Dreimonatiger Ausnahmezustand in Lettland

Der Krisenmanagementrat in Lettland hat beschlossen, für 3 Monate den Notstand auszurufen – im Zusammenhang mit der schwierigen Situation durch das Coronavirus und einer großen Zahl ungeimpfter Personen.

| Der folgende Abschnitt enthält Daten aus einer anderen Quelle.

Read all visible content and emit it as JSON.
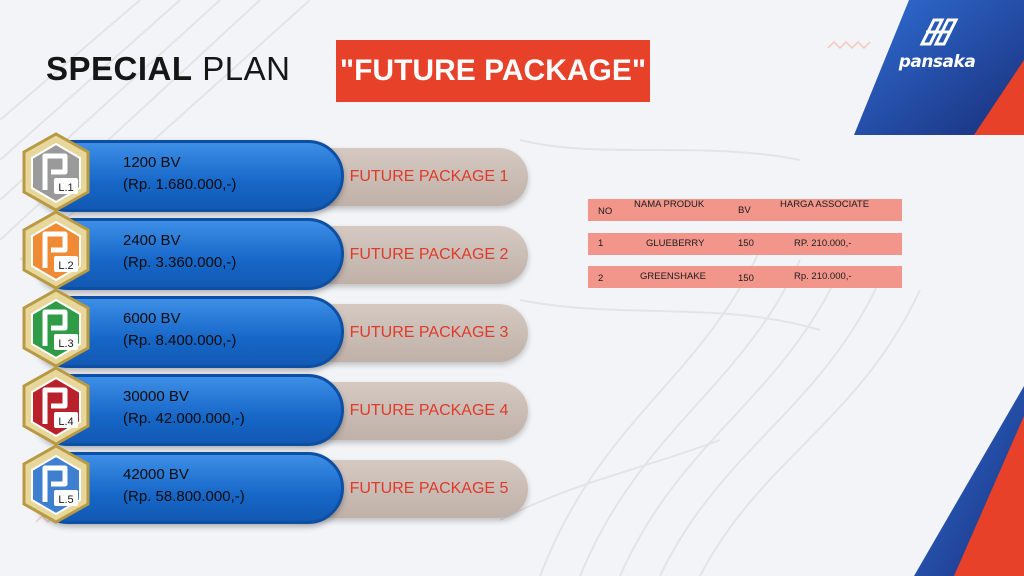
{
  "title": {
    "part1": "SPECIAL",
    "part2": "PLAN",
    "highlight": "\"FUTURE PACKAGE\""
  },
  "brand": {
    "name": "pansaka",
    "logo_icon": "pansaka-logo-icon"
  },
  "colors": {
    "accent_red": "#e8412a",
    "blue": "#1667c8",
    "table_row": "#f2968b",
    "package_text": "#e03a2a"
  },
  "packages": [
    {
      "bv": "1200 BV",
      "price": "(Rp. 1.680.000,-)",
      "name": "FUTURE PACKAGE 1",
      "level": "L.1",
      "badge_color": "#9a9a9a"
    },
    {
      "bv": "2400 BV",
      "price": "(Rp. 3.360.000,-)",
      "name": "FUTURE PACKAGE 2",
      "level": "L.2",
      "badge_color": "#f08a35"
    },
    {
      "bv": "6000 BV",
      "price": "(Rp. 8.400.000,-)",
      "name": "FUTURE PACKAGE 3",
      "level": "L.3",
      "badge_color": "#2f9b46"
    },
    {
      "bv": "30000 BV",
      "price": "(Rp. 42.000.000,-)",
      "name": "FUTURE PACKAGE 4",
      "level": "L.4",
      "badge_color": "#b8202a"
    },
    {
      "bv": "42000 BV",
      "price": "(Rp. 58.800.000,-)",
      "name": "FUTURE PACKAGE 5",
      "level": "L.5",
      "badge_color": "#3f7fd0"
    }
  ],
  "table": {
    "headers": {
      "no": "NO",
      "name": "NAMA PRODUK",
      "bv": "BV",
      "harga": "HARGA ASSOCIATE"
    },
    "rows": [
      {
        "no": "1",
        "name": "GLUEBERRY",
        "bv": "150",
        "harga": "RP. 210.000,-"
      },
      {
        "no": "2",
        "name": "GREENSHAKE",
        "bv": "150",
        "harga": "Rp. 210.000,-"
      }
    ]
  }
}
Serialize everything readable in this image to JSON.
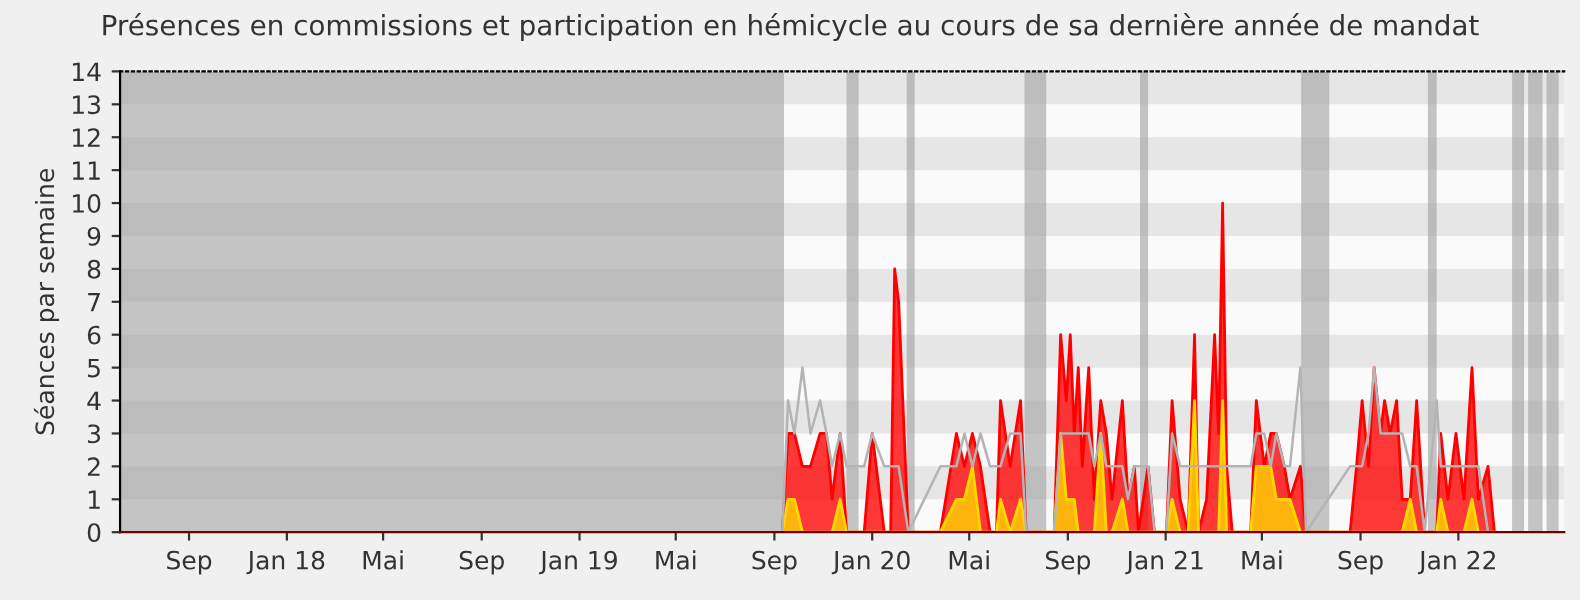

Die Regierung des Landes erklärt, dass das Hauptziel darin besteht, „die Durchimpfungsrate durch die Einführung deutlich strengerer Beschränkungen für Ungeimpfte zu erhöhen“, um die Ausbreitung von Covid zu stoppen, sagt Krisjanis Karins, der Premierminister des Landes:

„Wir bekämpfen COVID-19 im Land seit anderthalb Jahren, aber der Kampf wird nicht enden, bis die Durchimpfungsrate in Risikogruppen 90 % erreicht und in der Gesellschaft insgesamt 75 % nicht überschritten wird langer Weg.“

Der lettische Premierminister stellt fest, dass die Situation schwierig ist. Die Zahl der Patienten mit COVID-19 in Krankenhäusern wächst rasant, was die Möglichkeiten medizinischer Einrichtungen einschränkt, das gesamte Leistungsspektrum anzubieten. Geplant sei auch, die Kontrolle über die Einhaltung von Sicherheitsmaßnahmen, die Einführung von Restriktionen, zu stärken, sagt der Regierungschef:

„Nur Menschen mit COVID-Zertifikaten können in die Geschäfte gehen. Ausnahmen werden von Verkaufsstellen mit lebenswichtigen Gütern gemacht“.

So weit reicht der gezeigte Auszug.